As we covered in GBP Swaps for Dummies, nearly half of GBP IRS reported to US SDRs are forward starting in some form or other. This is the same across notional, DV01 and trade count measures:
Due to the smaller sample size in GBP swaps, the proportion of trades that are MAC does vary more than in other currencies. For example, up to 25% of trades (by trade count) are MAC. But it can be as low as 13%.
Where do they trade?
We expected to see a large proportion of these swaps trading on-SEF given their standardised nature. Recently, we have seen SEF trading in these instruments begin to increase from the ~50% level:
So what trades off-SEF?
Prepare yourself for a chart blitz as this is a little intriguing. We expected all MAC trades done off-SEF to be outside of the Execution Mandate. And yet the data shows some MAT trades executed off-SEF:
Basically, this chart tells us that around $15bn per month is trading in USD MAC swaps off-SEF. Around 15-20% are block trades (by trade number), but there remains a portion of USD MAC swaps traded off-SEF.

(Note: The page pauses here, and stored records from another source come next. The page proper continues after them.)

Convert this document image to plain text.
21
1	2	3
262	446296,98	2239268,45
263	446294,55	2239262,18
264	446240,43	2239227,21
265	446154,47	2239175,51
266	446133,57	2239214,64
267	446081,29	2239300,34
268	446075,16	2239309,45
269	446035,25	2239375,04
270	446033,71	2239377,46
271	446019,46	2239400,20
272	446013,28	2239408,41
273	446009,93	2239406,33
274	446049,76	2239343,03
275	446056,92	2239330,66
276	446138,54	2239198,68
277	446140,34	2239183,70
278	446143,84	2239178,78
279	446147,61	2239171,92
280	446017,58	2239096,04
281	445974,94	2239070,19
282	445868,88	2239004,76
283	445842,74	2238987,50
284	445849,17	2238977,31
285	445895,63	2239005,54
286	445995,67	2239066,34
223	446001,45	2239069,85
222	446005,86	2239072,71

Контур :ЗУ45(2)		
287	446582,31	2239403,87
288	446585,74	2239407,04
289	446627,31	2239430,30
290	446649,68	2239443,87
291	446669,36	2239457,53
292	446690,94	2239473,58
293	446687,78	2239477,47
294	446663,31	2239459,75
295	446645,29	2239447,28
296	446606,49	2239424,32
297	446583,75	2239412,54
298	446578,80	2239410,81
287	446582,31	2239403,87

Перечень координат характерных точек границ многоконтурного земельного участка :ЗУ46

Whilst this has long been a curiosity in the overall SDR data universe (we looked at it here), it is even more curious in a standard contract such as a MAC swap. Is this bad data? Or counterparties who are not subject to the execution mandate reporting swaps?
Let’s assume these MAT MAC swaps off-SEF are bad data. What we see is a rapidly shrinking number of non-USD trades off-SEF:
Flipping that chart on its head, and here for the headline hunters:
Non-USD MAC SEF trades have doubled since last year!

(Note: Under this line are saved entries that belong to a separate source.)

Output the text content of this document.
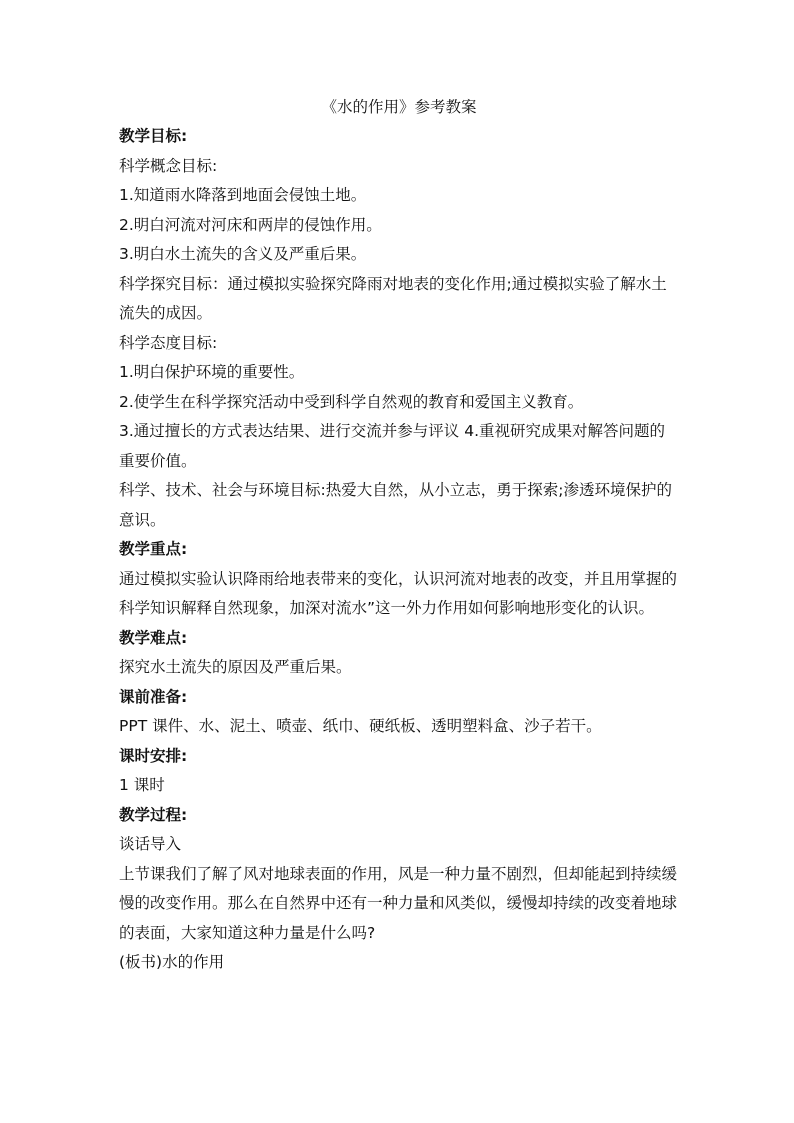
《水的作用》参考教案

教学目标:

科学概念目标:

1.知道雨水降落到地面会侵蚀土地。

2.明白河流对河床和两岸的侵蚀作用。

3.明白水土流失的含义及严重后果。

科学探究目标：通过模拟实验探究降雨对地表的变化作用;通过模拟实验了解水土流失的成因。

科学态度目标:

1.明白保护环境的重要性。

2.使学生在科学探究活动中受到科学自然观的教育和爱国主义教育。

3.通过擅长的方式表达结果、进行交流并参与评议 4.重视研究成果对解答问题的重要价值。

科学、技术、社会与环境目标:热爱大自然，从小立志，勇于探索;渗透环境保护的意识。

教学重点:

通过模拟实验认识降雨给地表带来的变化，认识河流对地表的改变，并且用掌握的科学知识解释自然现象，加深对流水”这一外力作用如何影响地形变化的认识。

教学难点:

探究水土流失的原因及严重后果。

课前准备:

PPT 课件、水、泥土、喷壶、纸巾、硬纸板、透明塑料盒、沙子若干。

课时安排:

1 课时

教学过程:

谈话导入

上节课我们了解了风对地球表面的作用，风是一种力量不剧烈，但却能起到持续缓慢的改变作用。那么在自然界中还有一种力量和风类似，缓慢却持续的改变着地球的表面，大家知道这种力量是什么吗?

(板书)水的作用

All MAC swaps traded on SEF are across D2C venues – either Bloomberg or Tradeweb. SEFView shows that growth in non-USD MAC swaps has largely been across Tradeweb:
Please take these numbers with a pinch of salt. These are small volumes we are talking about in the bigger picture of things.
How do they compare to Swap Futures?
- Open Interest has grown in ERIS Standards whilst shrinking in ERIS Flex contracts.
- Total Open Interest has hit consecutive new highs in both June and July 2017.
- ERIS standards have MAC coupons, so are very similar to OTC MAC swaps.
- Open Interest can be a good measure of market uptake. It would be nice if CCPs provided Notional Outstanding for MAC swaps to give a fair comparison.
ERIS standards have averaged $3.7bn notional equivalent each month in 2017. For comparison, MAC swaps have averaged $120bn notional each month in 2017. It looks like ERIS standards have plenty of room for growth as the industry focuses on capital efficiencies. Just bear in mind that ERIS are cleared at CME, whilst we assume some of the OTC business is conducted at LCH (CCP Basis!).
- Monthly volumes in OTC MAC swaps continue to be pretty consistent.
- Over 50% of MAC swaps now trade on D2C SEFs.
- The off-SEF MAC data is surprising.
- Tradeweb transact most of the non-USD MAC volumes that occur on-SEF.
- ERIS standards have seen significant growth. We will continue to monitor ERIS volumes versus MAC OTC volumes.